PEOPLE — INCLUDING SOME DEDICATED, SELF-ORGANIZED IRAQIS — ARE FINDING OUT MORE about what Jacques Chirac’s buddy Saddam was up to:

“My brother disappeared in 1981. My mother and father kept asking at State Security for his body and one day they disappeared, too. They told us don’t come here asking again.” Amin Hashem Amin raises both hands, displays eight fingers, thrusting them forward until he’s recognized. “Four first cousins and four good neighbors I lost,” he says. “We found the body of only one of them. Then they took our houses and our farm.” His face crumples, the other men look away politely, and Amin weeps. Some of these people are just looking; others, like Amin, have found their loved ones’ names on the lists. “I have 16 dead of my friends,” the next man to raise his hand says. “They gave us back two bodies, both without their eyes.”

And so it goes now at the offices of the Committee, hour after hour, day after day. Anyone who doubts the brutality of Saddam Hussein’s regime need only spend a little time here, at the epicenter of efforts to unravel what happened, account for the dead and missing, locate the bodies in the mass graves that are daily being discovered throughout the country.

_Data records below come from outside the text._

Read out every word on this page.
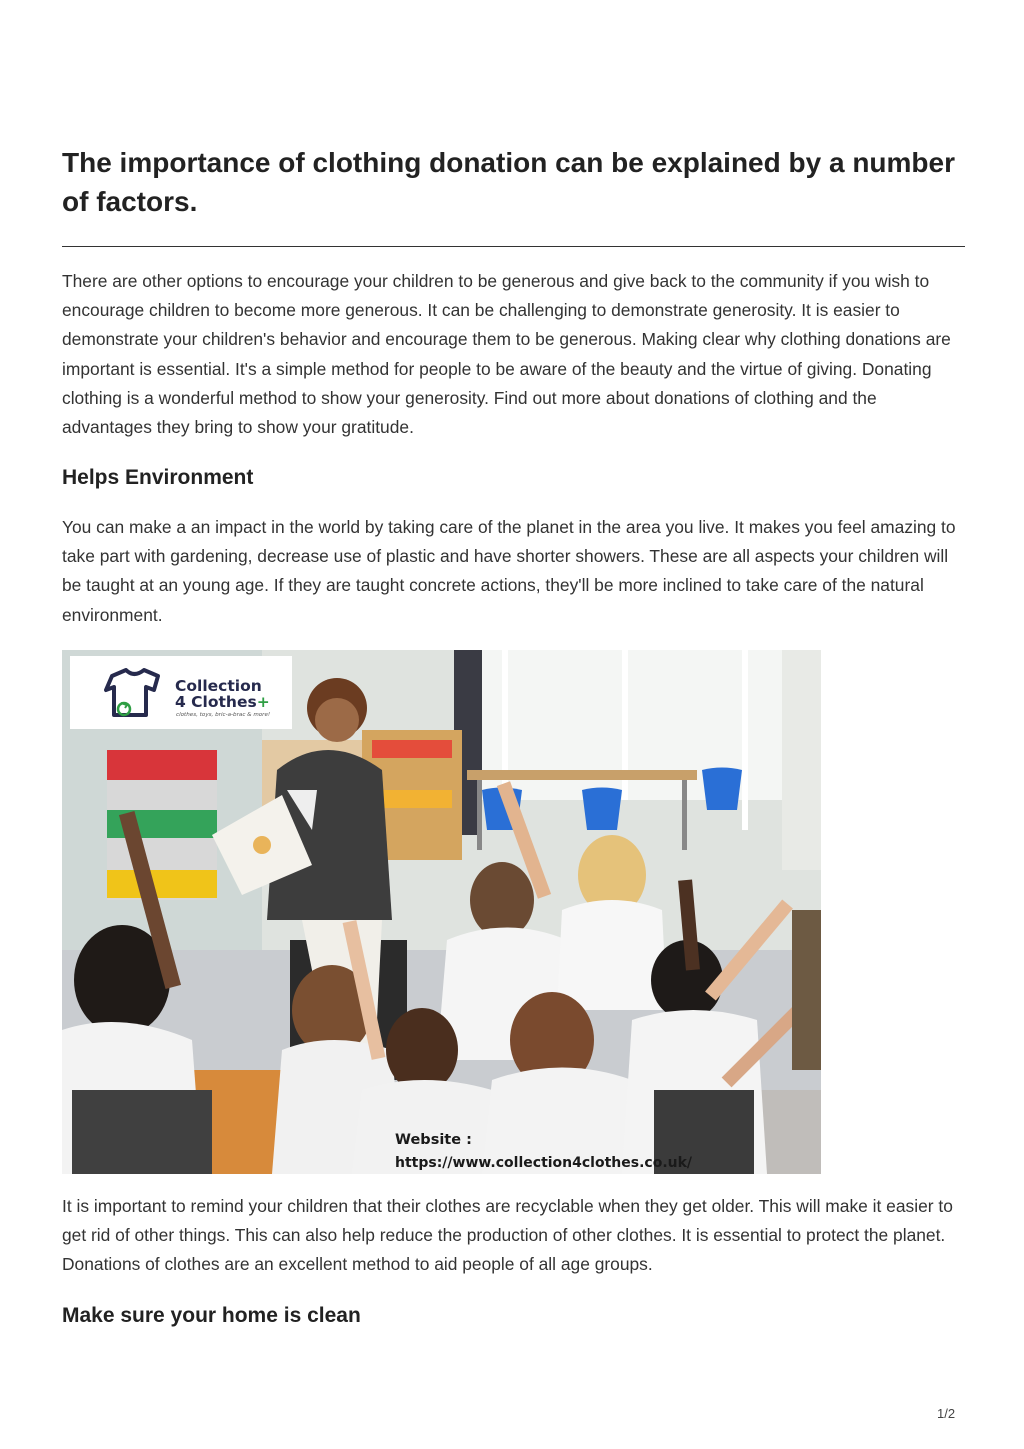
The importance of clothing donation can be explained by a number of factors.

There are other options to encourage your children to be generous and give back to the community if you wish to encourage children to become more generous. It can be challenging to demonstrate generosity. It is easier to demonstrate your children's behavior and encourage them to be generous. Making clear why clothing donations are important is essential. It's a simple method for people to be aware of the beauty and the virtue of giving. Donating clothing is a wonderful method to show your generosity. Find out more about donations of clothing and the advantages they bring to show your gratitude.

Helps Environment

You can make a an impact in the world by taking care of the planet in the area you live. It makes you feel amazing to take part with gardening, decrease use of plastic and have shorter showers. These are all aspects your children will be taught at an young age. If they are taught concrete actions, they'll be more inclined to take care of the natural environment.

Collection
4 Clothes+
clothes, toys, bric-a-brac & more!
Website :
https://www.collection4clothes.co.uk/

It is important to remind your children that their clothes are recyclable when they get older. This will make it easier to get rid of other things. This can also help reduce the production of other clothes. It is essential to protect the planet. Donations of clothes are an excellent method to aid people of all age groups.

Make sure your home is clean
1/2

The Committee’s view is that Saddam Hussein’s regime slaughtered 8 million people; in a country of 25 million that’s a pretty extreme estimate. “Hitler was a minor student in the school of Saddam, and not a very good student by comparison,” Idrisi said. “Just in my small family, my cousin was in prison, my father, brother, and five or six other cousins disappeared,” he said. Saleh agreed. “No family in Iraq is without its missing. My brother, too. Still I haven’t reached his grave, but I saw the file.”

Challenging such over-the-top figures provokes annoyance among the Committee members. “How can we have 8 million? I’ll show you.” Saleh produces an armful of fat file folders. “Look at this one. Look at the file number.” It’s stamped TOP SECRET, labeled Department of General Security, Branch 45, File No. 12584. Branch 45 specialized in the banned Shiite group Al Dawa. This is a case file concerning one Satter Jaber Meslain, an investigation that lasted from 1981-1983. As the result of his confession and other investigative leads that his interrogation produced, 55 persons are implicated; all are listed here as condemned to death on one page, and then, on a paper dated hours later, confirmed “hanged by a rope until dead.” On the front of the file folio is a strip of computer stickers, the kind used to track inventory, bearing the number 507989493; they seem to be file locators. “Look how big that number is. It was indescribable what they did. There are millions of files, millions.”

However many there are, it’s a lot. The guy who runs the copy shop that my wife uses is an Iraqi exile — something he didn’t talk about until after the war. He told my wife the other day that when he was still living in Iraq in 1991, the family next door in Baghdad was killed by Saddam’s thugs one night, and he decided to leave the country the next day. He was quite harsh to a UT professor who tried to show “support” by saying that he had opposed the war.